No Novo diccionario critico e etymologico da lingua portugueza, de Francisco Solano Constâncio (Ed. Casimir, Paris, 1833):
NÊSPERA, s f. Fruto (Fr. Nefle, e ant. mesple ou mesfle, do Lat. Mesilum, Gr. méspilé) fruto pequeno, globuloso, acídulo, mole, que tem cinco caroços ou pevides.
No Novo diccionario da lingua portugueza ...: Seguido de um diccionario de synonimos, recopilado... de Eduardo Augusto de Faria (vol. III, Typographia lisbonense, 1849):
NÊSPERAS, s f. Fruto (bot.) fruto pequeno, globuloso, acídulo, mole, que tem cinco caroços ou pevides.
No Diccionario encyclopedico ou novo diccionario da lingua portugueza para uso dos portuguezes e brazileiros, de José Maria Almeida e Araújo de Portugal Correia de Lacerda (Volume 2, F.A. da Silva, 1874):
NÊSPERA, s f. Fruto (Fr. Néfle, e ant. mesple ou mesfle, do Lat. Mespilum, Gr. mêspilé) fruto pequeno, globuloso, acídulo, mole, que tem cinco caroços ou pevides.
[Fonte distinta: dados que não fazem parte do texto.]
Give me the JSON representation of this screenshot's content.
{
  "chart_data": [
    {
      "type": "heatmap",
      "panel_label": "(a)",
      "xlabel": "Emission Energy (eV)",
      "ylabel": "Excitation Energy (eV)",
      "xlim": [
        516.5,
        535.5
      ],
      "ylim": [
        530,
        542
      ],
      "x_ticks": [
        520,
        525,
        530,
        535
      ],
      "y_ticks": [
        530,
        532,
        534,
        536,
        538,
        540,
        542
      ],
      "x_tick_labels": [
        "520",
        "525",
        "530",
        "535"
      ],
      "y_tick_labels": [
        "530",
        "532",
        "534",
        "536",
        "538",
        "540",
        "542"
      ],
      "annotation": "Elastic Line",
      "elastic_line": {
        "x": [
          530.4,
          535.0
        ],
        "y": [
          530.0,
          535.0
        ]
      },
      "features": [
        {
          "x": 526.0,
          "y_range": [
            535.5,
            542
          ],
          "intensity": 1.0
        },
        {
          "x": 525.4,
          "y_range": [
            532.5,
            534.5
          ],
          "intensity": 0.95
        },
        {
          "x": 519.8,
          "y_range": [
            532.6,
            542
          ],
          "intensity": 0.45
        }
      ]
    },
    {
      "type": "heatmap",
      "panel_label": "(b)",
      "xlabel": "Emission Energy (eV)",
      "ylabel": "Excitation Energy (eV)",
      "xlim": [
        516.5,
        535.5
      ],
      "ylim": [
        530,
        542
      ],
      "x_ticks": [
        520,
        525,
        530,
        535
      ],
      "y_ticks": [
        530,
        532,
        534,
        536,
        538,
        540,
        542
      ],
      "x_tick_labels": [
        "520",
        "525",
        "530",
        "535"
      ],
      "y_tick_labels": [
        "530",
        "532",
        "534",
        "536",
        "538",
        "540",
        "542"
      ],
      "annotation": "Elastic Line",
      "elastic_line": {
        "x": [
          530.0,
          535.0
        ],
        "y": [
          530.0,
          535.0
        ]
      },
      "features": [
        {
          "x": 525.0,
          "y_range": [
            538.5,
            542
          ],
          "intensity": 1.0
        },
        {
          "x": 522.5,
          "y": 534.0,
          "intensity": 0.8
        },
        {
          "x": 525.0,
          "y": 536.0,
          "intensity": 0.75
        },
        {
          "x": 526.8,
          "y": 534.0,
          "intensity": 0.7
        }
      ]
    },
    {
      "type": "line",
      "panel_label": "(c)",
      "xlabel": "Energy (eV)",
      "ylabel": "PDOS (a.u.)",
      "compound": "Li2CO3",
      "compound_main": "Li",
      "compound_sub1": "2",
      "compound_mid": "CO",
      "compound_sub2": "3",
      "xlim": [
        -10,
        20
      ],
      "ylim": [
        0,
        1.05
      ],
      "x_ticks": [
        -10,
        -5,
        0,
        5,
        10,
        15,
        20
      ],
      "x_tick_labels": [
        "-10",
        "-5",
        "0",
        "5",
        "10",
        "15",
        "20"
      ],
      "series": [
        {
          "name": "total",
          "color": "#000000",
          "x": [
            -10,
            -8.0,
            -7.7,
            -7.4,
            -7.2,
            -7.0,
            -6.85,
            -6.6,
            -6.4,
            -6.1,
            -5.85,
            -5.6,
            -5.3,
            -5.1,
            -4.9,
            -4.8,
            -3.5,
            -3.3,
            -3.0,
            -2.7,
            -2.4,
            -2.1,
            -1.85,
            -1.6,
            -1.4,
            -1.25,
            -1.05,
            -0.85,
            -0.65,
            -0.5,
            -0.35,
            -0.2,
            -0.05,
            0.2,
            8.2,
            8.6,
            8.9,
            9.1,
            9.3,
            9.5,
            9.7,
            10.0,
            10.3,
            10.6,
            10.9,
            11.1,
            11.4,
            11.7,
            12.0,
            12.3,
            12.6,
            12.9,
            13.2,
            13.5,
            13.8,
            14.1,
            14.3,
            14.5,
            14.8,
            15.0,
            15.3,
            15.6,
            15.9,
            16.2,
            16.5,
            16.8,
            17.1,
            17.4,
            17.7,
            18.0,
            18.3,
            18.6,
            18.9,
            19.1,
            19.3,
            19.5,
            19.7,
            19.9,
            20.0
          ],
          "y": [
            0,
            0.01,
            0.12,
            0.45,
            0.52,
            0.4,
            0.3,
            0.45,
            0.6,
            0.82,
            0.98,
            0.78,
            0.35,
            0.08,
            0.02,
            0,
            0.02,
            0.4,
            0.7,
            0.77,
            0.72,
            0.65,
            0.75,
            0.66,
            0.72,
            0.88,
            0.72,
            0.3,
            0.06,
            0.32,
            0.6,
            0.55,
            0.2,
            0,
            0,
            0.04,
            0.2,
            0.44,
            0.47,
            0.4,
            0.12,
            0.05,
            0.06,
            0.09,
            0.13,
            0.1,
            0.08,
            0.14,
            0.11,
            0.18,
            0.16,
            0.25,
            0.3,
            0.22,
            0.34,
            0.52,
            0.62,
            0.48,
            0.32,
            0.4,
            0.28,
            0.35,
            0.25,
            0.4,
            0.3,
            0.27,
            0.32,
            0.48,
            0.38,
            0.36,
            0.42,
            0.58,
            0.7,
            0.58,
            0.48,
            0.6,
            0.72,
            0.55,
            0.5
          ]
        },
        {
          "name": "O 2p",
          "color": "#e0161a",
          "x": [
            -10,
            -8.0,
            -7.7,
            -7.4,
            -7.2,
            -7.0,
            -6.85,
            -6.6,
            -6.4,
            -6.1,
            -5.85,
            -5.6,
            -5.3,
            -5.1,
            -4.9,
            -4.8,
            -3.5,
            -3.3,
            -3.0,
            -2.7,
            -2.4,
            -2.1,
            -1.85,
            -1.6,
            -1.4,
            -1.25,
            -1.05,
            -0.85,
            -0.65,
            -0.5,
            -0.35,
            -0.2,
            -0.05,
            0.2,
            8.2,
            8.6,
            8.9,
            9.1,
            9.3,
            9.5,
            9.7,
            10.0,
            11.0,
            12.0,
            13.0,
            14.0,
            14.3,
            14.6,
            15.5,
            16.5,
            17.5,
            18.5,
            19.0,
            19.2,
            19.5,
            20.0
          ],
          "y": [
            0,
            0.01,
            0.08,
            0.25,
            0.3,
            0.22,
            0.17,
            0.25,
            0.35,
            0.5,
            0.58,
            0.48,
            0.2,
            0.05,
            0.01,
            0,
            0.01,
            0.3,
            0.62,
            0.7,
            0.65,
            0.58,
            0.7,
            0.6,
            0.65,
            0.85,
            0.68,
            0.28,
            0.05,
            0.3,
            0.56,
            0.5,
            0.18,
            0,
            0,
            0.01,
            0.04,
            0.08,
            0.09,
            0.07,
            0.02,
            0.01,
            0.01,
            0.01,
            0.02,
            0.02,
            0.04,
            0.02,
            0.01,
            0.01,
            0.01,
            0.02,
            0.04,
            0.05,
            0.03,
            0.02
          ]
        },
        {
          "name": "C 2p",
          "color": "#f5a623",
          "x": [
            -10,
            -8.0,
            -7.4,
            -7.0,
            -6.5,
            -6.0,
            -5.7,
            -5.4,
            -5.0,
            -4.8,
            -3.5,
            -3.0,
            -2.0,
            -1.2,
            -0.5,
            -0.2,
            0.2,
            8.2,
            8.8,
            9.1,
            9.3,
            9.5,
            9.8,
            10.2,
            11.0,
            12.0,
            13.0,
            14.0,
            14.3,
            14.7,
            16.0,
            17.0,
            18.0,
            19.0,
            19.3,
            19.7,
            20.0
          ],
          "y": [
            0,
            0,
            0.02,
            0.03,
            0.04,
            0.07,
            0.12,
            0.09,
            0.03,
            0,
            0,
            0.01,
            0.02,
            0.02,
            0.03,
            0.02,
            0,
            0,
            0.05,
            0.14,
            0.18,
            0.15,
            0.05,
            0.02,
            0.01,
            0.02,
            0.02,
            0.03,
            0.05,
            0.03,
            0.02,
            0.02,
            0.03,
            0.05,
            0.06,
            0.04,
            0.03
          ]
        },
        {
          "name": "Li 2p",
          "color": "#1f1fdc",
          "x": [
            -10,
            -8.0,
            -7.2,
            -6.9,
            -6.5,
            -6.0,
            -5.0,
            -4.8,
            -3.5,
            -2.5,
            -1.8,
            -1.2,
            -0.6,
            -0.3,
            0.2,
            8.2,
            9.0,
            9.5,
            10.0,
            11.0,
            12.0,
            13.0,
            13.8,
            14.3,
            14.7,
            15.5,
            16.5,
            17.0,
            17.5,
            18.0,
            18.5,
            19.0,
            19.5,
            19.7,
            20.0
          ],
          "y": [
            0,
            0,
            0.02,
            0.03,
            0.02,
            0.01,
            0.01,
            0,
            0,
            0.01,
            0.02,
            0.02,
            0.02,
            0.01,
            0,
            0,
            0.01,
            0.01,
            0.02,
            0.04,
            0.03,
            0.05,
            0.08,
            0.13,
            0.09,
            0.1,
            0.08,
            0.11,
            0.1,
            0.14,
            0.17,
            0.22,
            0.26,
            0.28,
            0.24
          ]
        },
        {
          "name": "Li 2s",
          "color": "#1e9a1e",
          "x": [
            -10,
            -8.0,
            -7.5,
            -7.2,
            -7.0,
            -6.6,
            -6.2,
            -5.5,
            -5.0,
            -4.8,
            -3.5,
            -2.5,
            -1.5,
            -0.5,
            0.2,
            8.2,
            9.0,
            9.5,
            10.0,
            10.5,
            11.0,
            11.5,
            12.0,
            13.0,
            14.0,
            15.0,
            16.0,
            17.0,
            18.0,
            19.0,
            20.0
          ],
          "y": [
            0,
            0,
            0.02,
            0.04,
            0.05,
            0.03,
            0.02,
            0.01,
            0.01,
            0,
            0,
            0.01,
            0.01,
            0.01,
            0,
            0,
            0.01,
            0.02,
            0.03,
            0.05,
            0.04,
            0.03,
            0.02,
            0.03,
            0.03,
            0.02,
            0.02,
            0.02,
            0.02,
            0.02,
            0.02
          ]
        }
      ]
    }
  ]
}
No Thesouro da lingua portugueza, do Dr. Fr. Domingos Vieira (vol. IV, Ernesto Chadron e Bartolomeu H. de Moraes, Porto, 1876):
NÊSPERA, s. f. (Do latim mespilum). Fruto pequeno e globuloso, doce quando maduro, produzido pela nespereira. — “As Ervas Estomáquicas frias são: Raízes de tanchagem, e de azedas. Paus, sândalos citrinos e rubros. Folhas de tanchagem e murta. Sementes de tanchagem, e de marmelos. Flores rosas vermelhas, e baláustias. Frutos marmelos, pêras, nêsperas, e murtinhos. Sucos dr acácia, que é a árvore da almecega, e de pútegas.” Braz Luiz d'Abreu, Portugal Médico, pag. 356, ¶ 241.
No Novo dicionário da língua portuguesa, Cândido de Figueiredo (1913):
Nêspera, f. Fruto de nespereira, um tanto ácido, e com vários caroços. (Do lat. mespilum)
Nespereira, f. Árvore frutífera, da fam. das rosáceas, (mespilus germanica, Lin.). (De nêspera)

Para que não restem dúvidas, porque uma nêspera é uma nêspera.